Description of Capital Stock

Contract Categories: Business Finance - Stock Agreements
EX-4.1 2 exhibit41.htm EXHIBIT 4.1 Exhibit
Exhibit 4.1

The following is a summary of the material provisions of our capital stock. This summary does not purport to be complete and is subject to and qualified by our certificate of incorporation and bylaws, copies of which are provided as exhibits to our Annual Report on Form 10-K.
Authorized Capital Stock
Our authorized capital stock consists of 150,000,000 shares of common stock, par value $0.10 per share, and 15,000,000 shares of preferred stock, par value $1.00 per share. All outstanding shares of common stock are fully paid and nonassessable.

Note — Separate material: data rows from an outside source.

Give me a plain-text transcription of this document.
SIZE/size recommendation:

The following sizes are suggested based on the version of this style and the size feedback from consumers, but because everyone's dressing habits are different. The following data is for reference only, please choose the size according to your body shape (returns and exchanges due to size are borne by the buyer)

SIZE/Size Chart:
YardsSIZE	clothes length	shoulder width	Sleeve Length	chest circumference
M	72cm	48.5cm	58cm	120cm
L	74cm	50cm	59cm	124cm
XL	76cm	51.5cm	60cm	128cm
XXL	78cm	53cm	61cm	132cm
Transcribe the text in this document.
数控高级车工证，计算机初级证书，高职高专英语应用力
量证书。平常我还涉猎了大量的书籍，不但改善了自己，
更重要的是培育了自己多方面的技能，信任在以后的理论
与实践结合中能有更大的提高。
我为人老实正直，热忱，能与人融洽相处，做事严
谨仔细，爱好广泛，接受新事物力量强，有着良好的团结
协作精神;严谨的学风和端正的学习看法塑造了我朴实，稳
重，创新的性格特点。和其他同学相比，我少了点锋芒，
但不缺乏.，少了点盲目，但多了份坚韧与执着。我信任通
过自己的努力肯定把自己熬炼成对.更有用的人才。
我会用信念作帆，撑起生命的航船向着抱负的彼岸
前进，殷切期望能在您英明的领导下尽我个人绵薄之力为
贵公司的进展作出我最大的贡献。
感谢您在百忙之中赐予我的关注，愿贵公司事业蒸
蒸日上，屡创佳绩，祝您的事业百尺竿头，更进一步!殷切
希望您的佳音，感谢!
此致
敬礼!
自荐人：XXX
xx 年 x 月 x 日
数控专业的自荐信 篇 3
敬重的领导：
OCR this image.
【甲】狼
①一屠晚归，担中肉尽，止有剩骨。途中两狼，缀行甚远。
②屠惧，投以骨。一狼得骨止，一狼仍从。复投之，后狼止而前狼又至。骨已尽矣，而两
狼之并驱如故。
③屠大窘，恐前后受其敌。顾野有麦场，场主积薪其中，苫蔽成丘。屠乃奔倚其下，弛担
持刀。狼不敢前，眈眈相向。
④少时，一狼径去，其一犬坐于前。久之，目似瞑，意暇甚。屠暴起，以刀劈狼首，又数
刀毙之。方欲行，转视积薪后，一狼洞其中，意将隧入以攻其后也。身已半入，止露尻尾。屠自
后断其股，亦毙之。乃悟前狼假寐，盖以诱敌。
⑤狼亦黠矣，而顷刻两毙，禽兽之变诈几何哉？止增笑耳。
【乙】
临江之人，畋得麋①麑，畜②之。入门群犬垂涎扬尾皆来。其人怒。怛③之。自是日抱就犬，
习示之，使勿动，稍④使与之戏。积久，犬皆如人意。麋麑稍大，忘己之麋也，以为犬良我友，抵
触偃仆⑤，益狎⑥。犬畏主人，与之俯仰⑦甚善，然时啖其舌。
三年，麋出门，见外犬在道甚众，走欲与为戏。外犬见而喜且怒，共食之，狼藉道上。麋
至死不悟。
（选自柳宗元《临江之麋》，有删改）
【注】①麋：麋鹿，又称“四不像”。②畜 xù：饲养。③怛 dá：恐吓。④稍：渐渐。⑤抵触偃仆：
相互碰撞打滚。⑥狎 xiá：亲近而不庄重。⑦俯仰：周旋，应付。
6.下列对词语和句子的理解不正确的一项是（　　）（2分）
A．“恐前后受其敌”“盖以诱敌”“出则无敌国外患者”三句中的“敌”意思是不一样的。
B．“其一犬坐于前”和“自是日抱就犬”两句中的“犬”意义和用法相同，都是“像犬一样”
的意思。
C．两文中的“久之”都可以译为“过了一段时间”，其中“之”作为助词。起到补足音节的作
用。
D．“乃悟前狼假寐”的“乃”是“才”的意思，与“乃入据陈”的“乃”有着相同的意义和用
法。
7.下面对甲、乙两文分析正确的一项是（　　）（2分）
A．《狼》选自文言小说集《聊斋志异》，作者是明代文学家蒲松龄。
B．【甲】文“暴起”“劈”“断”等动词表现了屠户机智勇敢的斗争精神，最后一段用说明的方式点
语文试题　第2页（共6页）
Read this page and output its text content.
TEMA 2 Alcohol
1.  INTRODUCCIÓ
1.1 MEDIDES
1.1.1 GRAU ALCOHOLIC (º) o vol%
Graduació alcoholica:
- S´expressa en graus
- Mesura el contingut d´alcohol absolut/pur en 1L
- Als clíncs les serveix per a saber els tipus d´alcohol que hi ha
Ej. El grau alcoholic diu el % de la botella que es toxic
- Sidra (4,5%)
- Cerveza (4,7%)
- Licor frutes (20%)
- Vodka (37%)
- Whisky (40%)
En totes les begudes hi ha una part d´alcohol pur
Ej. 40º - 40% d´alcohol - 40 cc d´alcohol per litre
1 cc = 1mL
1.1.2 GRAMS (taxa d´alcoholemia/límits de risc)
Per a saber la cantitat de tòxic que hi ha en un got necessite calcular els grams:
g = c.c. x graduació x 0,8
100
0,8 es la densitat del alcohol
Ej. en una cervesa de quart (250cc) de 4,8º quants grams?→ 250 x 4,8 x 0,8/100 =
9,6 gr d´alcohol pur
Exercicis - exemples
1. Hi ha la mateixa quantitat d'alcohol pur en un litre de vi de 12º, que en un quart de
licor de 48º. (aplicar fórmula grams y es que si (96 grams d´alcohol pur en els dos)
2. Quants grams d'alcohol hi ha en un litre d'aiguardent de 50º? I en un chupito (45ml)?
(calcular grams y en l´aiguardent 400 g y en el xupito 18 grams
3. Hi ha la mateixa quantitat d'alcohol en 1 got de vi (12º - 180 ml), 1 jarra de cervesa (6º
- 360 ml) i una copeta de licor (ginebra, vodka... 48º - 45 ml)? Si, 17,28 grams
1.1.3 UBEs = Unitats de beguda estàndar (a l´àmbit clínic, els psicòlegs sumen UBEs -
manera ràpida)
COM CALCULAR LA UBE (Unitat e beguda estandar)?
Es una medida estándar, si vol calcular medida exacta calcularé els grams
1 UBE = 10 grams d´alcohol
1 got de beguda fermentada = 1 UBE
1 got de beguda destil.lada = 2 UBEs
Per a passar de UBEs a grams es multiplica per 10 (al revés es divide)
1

There are no shares of preferred stock outstanding.
Voting Rights
The holders of our common stock are entitled to one vote per share on all matters submitted to a vote of stockholders and our certificate of incorporation does not provide for cumulative voting in the election of directors or a classified board.
Dividend Rights
Subject to preferences that may be applicable to any outstanding series of preferred stock, the holders of our common stock will receive ratably any dividends declared by our board of directors out of funds legally available for the payment of dividends.
Liquidation Rights
In the event of our liquidation, dissolution or winding-up, the holders of our common stock are entitled to share ratably in all assets remaining after payment of or provision for any liabilities, subject to prior distribution rights of preferred stock, if any, then outstanding.
Other Rights and Preferences
Stockholders holding at least twenty-five percent (25%) of the issued and outstanding shares of our common stock can request a special meeting of our stockholders for any purpose. Holders of our common stock have no preemptive, subscription or conversion rights. There are no redemption or sinking fund provisions, and there is no liability for further calls or assessments by the Company.
Anti-Takeover Effects of Certificate of Incorporation, Bylaws and Delaware Law
Various provisions contained in our certificate of incorporation, our bylaws, and Delaware law, including the following, could delay or discourage some transactions involving an actual or potential change in control of the Company or its management. Our certificate of incorporation authorizes the board of directors, without the requirement of further action by stockholders, to provide for the issuance of one or more series of preferred stock, the terms of which can be determined by the board of directors at the time of issuance. Our bylaws provide that vacancies on the board of directors can be filled only by the remaining directors. Our bylaws establish an advance written notice procedure for stockholders seeking to nominate candidates for election to the board of directors or for proposing matters to be acted upon at stockholders’ meetings
Forum Selection Clause
Our certificate of incorporation provides that, unless we consent in writing to the selection of an alternative forum, the sole and exclusive forum for any stockholder to bring (i) any derivative action or proceeding brought on our behalf, (ii) any action asserting a claim of breach of a fiduciary duty owed by any of our directors, officers, or employees to us or to our stockholders, (iii) any action asserting a claim arising pursuant to any provision of the DGCL or (iv) any action asserting a claim governed by the internal affairs doctrine, will be the Court of Chancery of the State of Delaware.
Transfer Agent and Registrar
The Transfer Agent and Registrar for our common stock is Computershare, Inc.
Our common stock is listed on the New York Stock Exchange under the symbol “AJRD.”